Kinder mit Ähren-Sträußern in der Hand saßen auf fremden Wagen voll Garben und fuhren stolz herein.
Idoine hing mit inniger Liebe, als wär' alles neu durch diesen Abend, an den doppelten Gruppen. »Nur der Landmann allein ist so glücklich,« (sagte sie) »daß er in allen arkadischen Verhältnissen seiner Kindheit fortlebt. Der Greis sieht nichts um sich als Gerätschaften und Arbeiten, die er auch als Kind gesehen und getrieben. Endlich geht er jenen Garten drüben hinauf und schläft aus.« – Sie zeigte auf den Gottesacker am Berge, der ein wahrer Garten mit Blumenbeeten und einer Mauer aus Fruchtbäumen war. Julienne blickte erschüttert hin, sie sah den schwarzen Vorhang zittern, hinter welchen ihr kranker Bruder bald getrieben wurde.
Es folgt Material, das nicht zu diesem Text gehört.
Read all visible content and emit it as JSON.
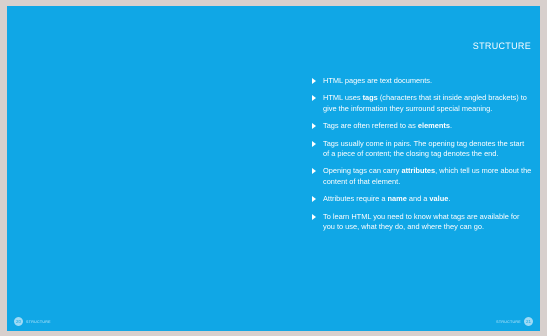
{
  "page": {
    "heading": "STRUCTURE",
    "background_color": "#10a7e6"
  },
  "summary": {
    "items": [
      [
        {
          "text": "HTML pages are text documents."
        }
      ],
      [
        {
          "text": "HTML uses "
        },
        {
          "text": "tags",
          "bold": true
        },
        {
          "text": " (characters that sit inside angled brackets) to give the information they surround special meaning."
        }
      ],
      [
        {
          "text": "Tags are often referred to as "
        },
        {
          "text": "elements",
          "bold": true
        },
        {
          "text": "."
        }
      ],
      [
        {
          "text": "Tags usually come in pairs. The opening tag denotes the start of a piece of content; the closing tag denotes the end."
        }
      ],
      [
        {
          "text": "Opening tags can carry "
        },
        {
          "text": "attributes",
          "bold": true
        },
        {
          "text": ", which tell us more about the content of that element."
        }
      ],
      [
        {
          "text": "Attributes require a "
        },
        {
          "text": "name",
          "bold": true
        },
        {
          "text": " and a "
        },
        {
          "text": "value",
          "bold": true
        },
        {
          "text": "."
        }
      ],
      [
        {
          "text": "To learn HTML you need to know what tags are available for you to use, what they do, and where they can go."
        }
      ]
    ]
  },
  "footer": {
    "left_page_number": "20",
    "left_label": "STRUCTURE",
    "right_label": "STRUCTURE",
    "right_page_number": "21"
  }
}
Mit durchsichtigem Abend-Goldstaub war der Garten überweht – der laute Tag war gedämpft und das Leben friedlich, Ölzweige und ihre Blüten sanken aus dem stillen Himmel langsam nieder. – »Dort ist der einzige Ort,« (sagte Idoine) »wo der Mensch mit sich und andern einen ewigen Frieden schließet, sagte so schön zu mir ein französischer Geistlicher.« – »Solchen christ-katholischen Jammergedanken« (versetzte Linda) »bin ich so gram wie den Geistlichen selber. Wir können so wenig eine Unsterblichkeit erleben als eine Vernichtung.« – »Ich versteh' das nicht« (sagte Julienne) – »ach Idoine, wenn es nun keine Unsterblichkeit gäbe, was täten Sie?« – »J'aimerois«Ich würde lieben., sagte sie leise zu ihr.
Plötzlich wurde vor ihnen wie aus weiter Ferne gesungen: »Freut« – dann spät »euch des« – endlich »Lebens« – »Das ist aus dem Gottesacker das Echo«, sagte Idoine und suchte zur Rückkehr zu bereden. »Echo und Mondschein und Gottesacker zusammen« (fuhr sie scherzend fort) »sind wohl zu stark für Frauenherzen.« – Dabei berührte sie ihr Auge mit einem Wink an Julienne, gleichsam als tu' es ihr weh, daß die Gräfin nur hinter dem Nebel ihrer Augen den schönen Abend von fernen stehen sehe. »Die Singstimme klingt mir so bekannt«, sagte Linda. »Roquairol ists, nichts weiter, wollen wir fort!« sagte Julienne; aber Linda bat zu bleiben, und Idoine willigte höflich ein.